Interestingly, Willie made the 1973 All-Star team despite his .211/.303/.344 line for the year. I’d venture to say that was strictly as a sign of respect for what Mays did during his 22 year career. A nice gesture, but I’m not sure that whoever didn’t make the All-Star team that year because Willie took their spot on the roster would agree. Besides, if you want to show someone respect for a spectacular career, isn’t there like a Hall of Fame or something?

So, in conclusion, who made out better on that deal? Before I even started looking into it, I was sure it was the Mets who won that battle. I mean, it’s Willie Freakin’ Mays, ferchrissake. I know he was old and not exactly the same player who has a Wikipedia page dedicated to one particular catch that he made, but still. After looking more in depth at Charlie Williams career, I was even more convinced that it was the Mets who came out on top. I guess he was an okay middle relief pitcher, but I doubt anyone in San Francisco was overjoyed when Charlie Fox went to the mound and called for the righty out of the bullpen. Then I started looking at what The Say Hey Kid did during his tenure in a Mets uniform. Yech.
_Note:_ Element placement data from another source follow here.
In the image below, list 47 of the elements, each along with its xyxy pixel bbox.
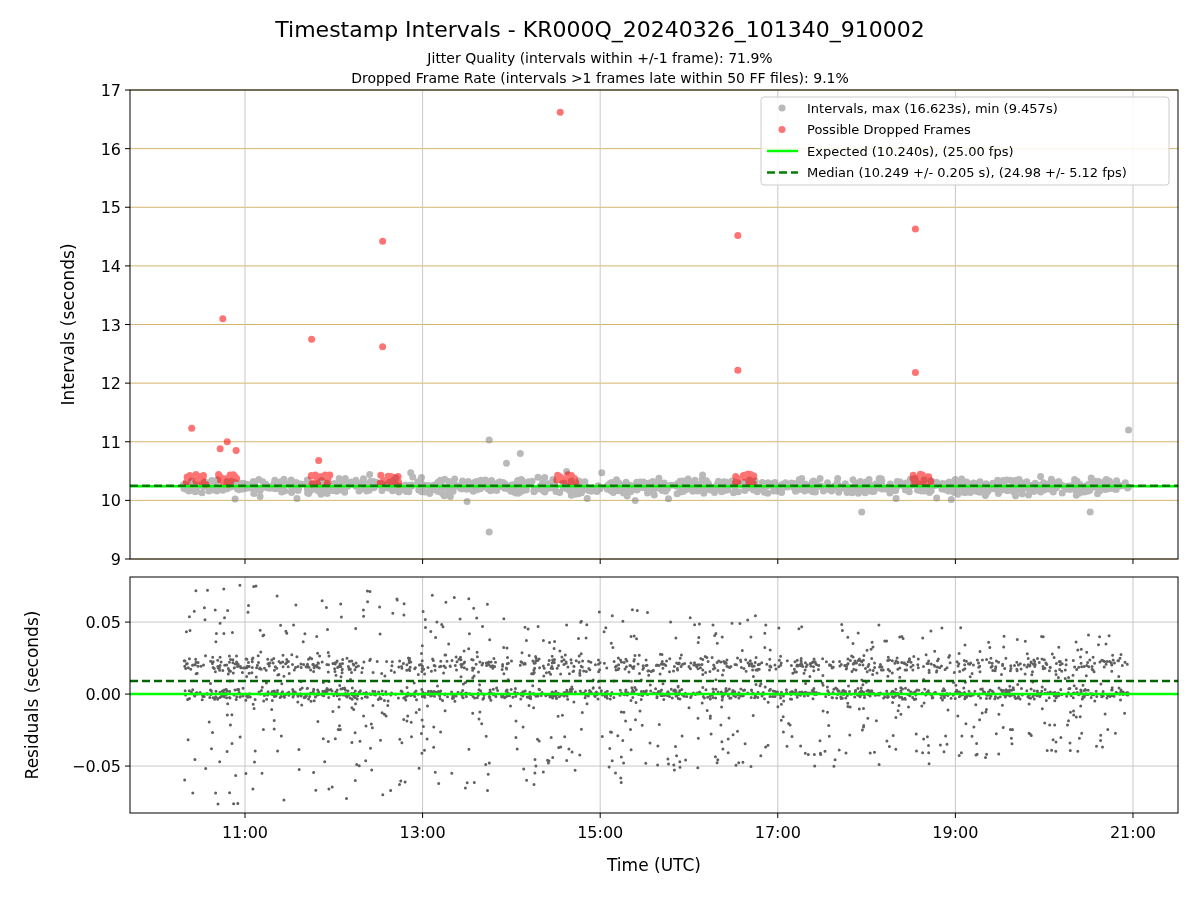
x-axis-label: Time (UTC) <box>607 855 701 875</box>
data-point <box>219 315 227 323</box>
x-tick-label: 19:00 <box>932 823 979 842</box>
data-point <box>188 424 196 432</box>
legend-label: Intervals, max (16.623s), min (9.457s) <box>807 100 1058 116</box>
legend-marker-icon <box>778 104 786 112</box>
x-tick-label: 11:00 <box>221 823 269 842</box>
data-point <box>911 369 919 377</box>
figure-title: Timestamp Intervals - KR000Q_20240326_101340_910002 <box>275 17 925 42</box>
data-point <box>485 528 493 536</box>
x-tick-label: 15:00 <box>577 823 624 842</box>
y-tick-label: 0.05 <box>85 613 121 633</box>
data-point <box>911 225 919 233</box>
y-tick-label: 0.00 <box>85 685 121 705</box>
y-axis-label: Residuals (seconds) <box>22 610 42 780</box>
y-tick-label: 16 <box>100 139 121 159</box>
legend-label: Possible Dropped Frames <box>807 122 971 137</box>
data-point <box>734 366 742 374</box>
data-point <box>556 108 564 116</box>
data-point <box>379 343 387 351</box>
y-tick-label: 13 <box>100 315 121 335</box>
figure-subtitle: Dropped Frame Rate (intervals >1 frames late within 50 FF files): 9.1% <box>351 70 849 86</box>
x-tick-label: 21:00 <box>1109 823 1157 842</box>
legend-marker-icon <box>778 126 786 133</box>
y-tick-label: 14 <box>100 256 121 276</box>
y-tick-label: 9 <box>110 550 121 569</box>
y-tick-label: 11 <box>100 432 121 452</box>
x-tick-label: 13:00 <box>399 823 446 842</box>
x-tick-label: 17:00 <box>754 823 801 842</box>
legend-label: Expected (10.240s), (25.00 fps) <box>807 143 1014 159</box>
data-point <box>734 231 742 239</box>
data-point <box>379 237 387 245</box>
legend-label: Median (10.249 +/- 0.205 s), (24.98 +/- 5.12 fps) <box>807 165 1127 180</box>
data-point <box>315 457 323 464</box>
y-tick-label: 17 <box>100 81 121 100</box>
y-tick-label: 10 <box>100 491 121 511</box>
y-tick-label: 15 <box>100 198 121 218</box>
y-tick-label: −0.05 <box>71 757 121 777</box>
legend-line-icon <box>767 149 798 153</box>
data-point <box>1125 426 1133 434</box>
legend-dashed-line-icon <box>767 171 798 174</box>
data-point <box>308 335 316 343</box>
y-axis-label: Intervals (seconds) <box>58 243 78 406</box>
data-point <box>516 450 524 457</box>
y-tick-label: 12 <box>100 374 121 394</box>
figure-subtitle: Jitter Quality (intervals within +/-1 frame): 71.9% <box>427 50 773 66</box>
data-point <box>485 436 493 444</box>
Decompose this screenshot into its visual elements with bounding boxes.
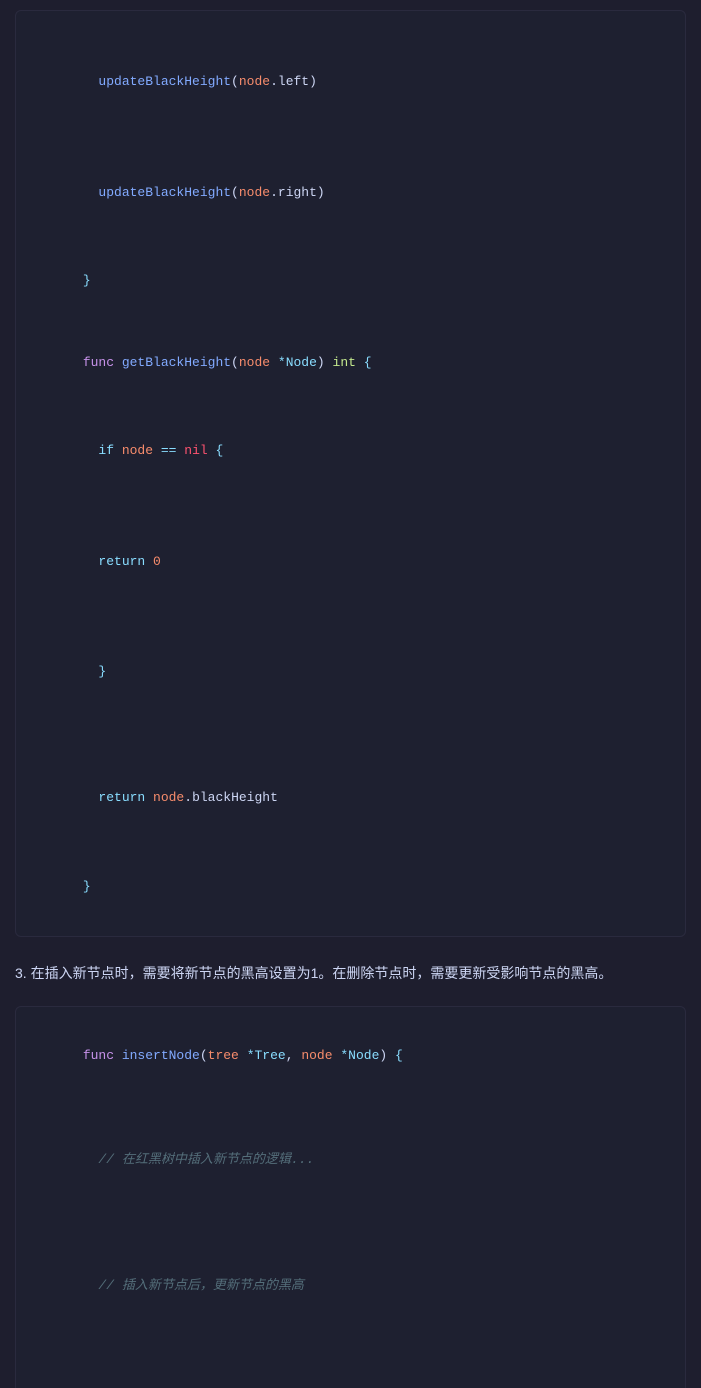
code-line: updateBlackHeight(node.right) bbox=[36, 137, 665, 247]
code-line: func insertNode(tree *Tree, node *Node) … bbox=[36, 1023, 665, 1089]
code-line-empty bbox=[36, 728, 665, 744]
code-line: return node.blackHeight bbox=[36, 743, 665, 853]
prose-1-text: 3. 在插入新节点时，需要将新节点的黑高设置为1。在删除节点时，需要更新受影响节… bbox=[15, 965, 612, 981]
code-line-empty bbox=[36, 314, 665, 330]
code-line: } bbox=[36, 617, 665, 727]
code-line: } bbox=[36, 854, 665, 920]
code-line: // 插入新节点后，更新节点的黑高 bbox=[36, 1231, 665, 1341]
code-line-empty bbox=[36, 1089, 665, 1105]
code-line: if node == nil { bbox=[36, 396, 665, 506]
code-line: updateBlackHeight(node) bbox=[36, 1341, 665, 1388]
code-line: updateBlackHeight(node.left) bbox=[36, 27, 665, 137]
prose-1: 3. 在插入新节点时，需要将新节点的黑高设置为1。在删除节点时，需要更新受影响节… bbox=[15, 951, 686, 996]
page-container: updateBlackHeight(node.left) updateBlack… bbox=[0, 0, 701, 1388]
code-line: } bbox=[36, 248, 665, 314]
code-line: // 在红黑树中插入新节点的逻辑... bbox=[36, 1105, 665, 1215]
code-block-2: func insertNode(tree *Tree, node *Node) … bbox=[15, 1006, 686, 1388]
code-line-empty bbox=[36, 1215, 665, 1231]
code-line: return 0 bbox=[36, 507, 665, 617]
code-block-1: updateBlackHeight(node.left) updateBlack… bbox=[15, 10, 686, 937]
code-line: func getBlackHeight(node *Node) int { bbox=[36, 330, 665, 396]
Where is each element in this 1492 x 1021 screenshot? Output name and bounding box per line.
Let’s just call it a draw. The Giants were able to save other pitchers almost 500 innings of work and got $50 grand. The Mets had themselves a Hall of Fame centerfielder who made the All-Star team every year he was in Queens except for 1.

By the way, aside from having the distinction of being traded for Willie Mays, Charlie Williams also has the distinction of being the first Mets player to actually be born in Flushing, Queens. So there’s always that.

2 Responses to “Closing the Deal: Charlie Williams”

  1. Funny…your ’66 Mays card actually is in better shape than my ’66 Mays card.

  2. That pretty beat, man. I think I might have you by a little bit though.